Triplicate overnight cultures were diluted in fresh 50 mL of LB at a starting OD₆₀₀ of ∼0.05. For copper (II)- and mecillinam-treated samples, cultures were supplemented with 3.125 mM CuCl₂ or 250 μg/mL of mecillinam. Strains were grown to an OD₆₀₀ of ∼0.50 to 0.70 and pelleted at 5,000 × g for 7 min. Cells were washed with 25 mL, followed by 5 mL of 1× phosphate-buffered saline (PBS), and then pelleted after each wash. Washed pellets were resuspended in 3 mL of 1× PBS. Cells were added dropwise while stirring to boiling 3 mL of 1× PBS with 5% (wt/vol) SDS prepared fresh. Suspensions were boiled for 1 hour with stirring. Boiled lysates were switched to a room temperature stir plate and continued to stir overnight. SDS was removed by several ultracentrifugation steps, and the insoluble fraction left was resuspended in Milli-Q water. The sacculi obtained from all the cultures were treated with pronase E and muramidase, hence solubilizing the muropeptides. All reactions were inactivated by incubation at 100°C for 5 minutes. Soluble muropeptides were reduced and their pH adjusted as described previously (70) and subsequently separated by ultraperformance liquid chromatography (UPLC). The identities of the different muropeptides were analyzed using matrix-assisted laser desorption ionization–time of flight mass spectrometry (MALDI-TOF MS). GraphPad Prism 8 software was used for graphing data and statistical analysis.

TEXT S1

Supplemental materials and methods. Download Text S1, PDF file, 0.1 MB ^{(110.6KB, pdf)} .

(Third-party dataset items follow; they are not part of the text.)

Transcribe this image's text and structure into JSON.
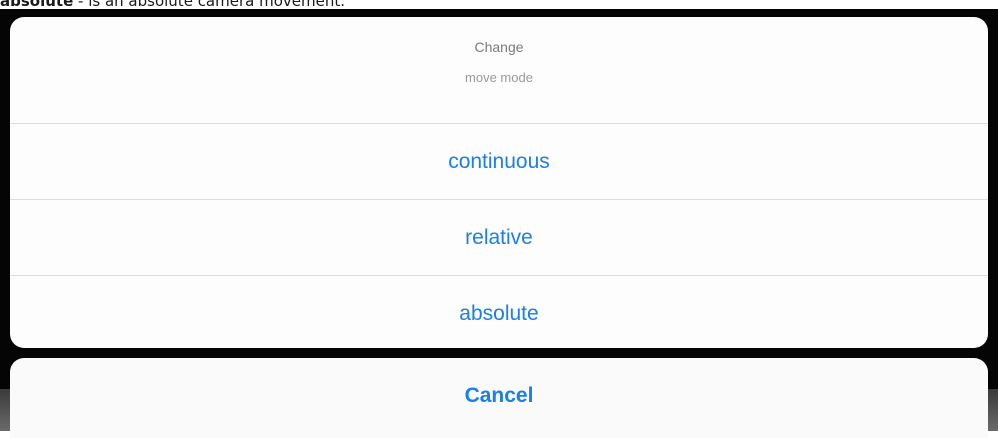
{
  "caption": {
    "bold_part": "absolute",
    "rest": " - is an absolute camera movement."
  },
  "action_sheet": {
    "title": "Change",
    "message": "move mode",
    "actions": [
      {
        "label": "continuous"
      },
      {
        "label": "relative"
      },
      {
        "label": "absolute"
      }
    ],
    "cancel_label": "Cancel"
  },
  "colors": {
    "accent": "#1a7fe6",
    "sheet_background": "#fdfdfd",
    "screen_background": "#050505"
  }
}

Copyright © 2021 Simpson et al.

This content is distributed under the terms of the Creative Commons Attribution 4.0 International license.

Data availability.

Reference genomes were deposited to NCBI with accession numbers indicated in Data Set S1. All data related to this paper are within the text or supplemental material or may be requested from the authors.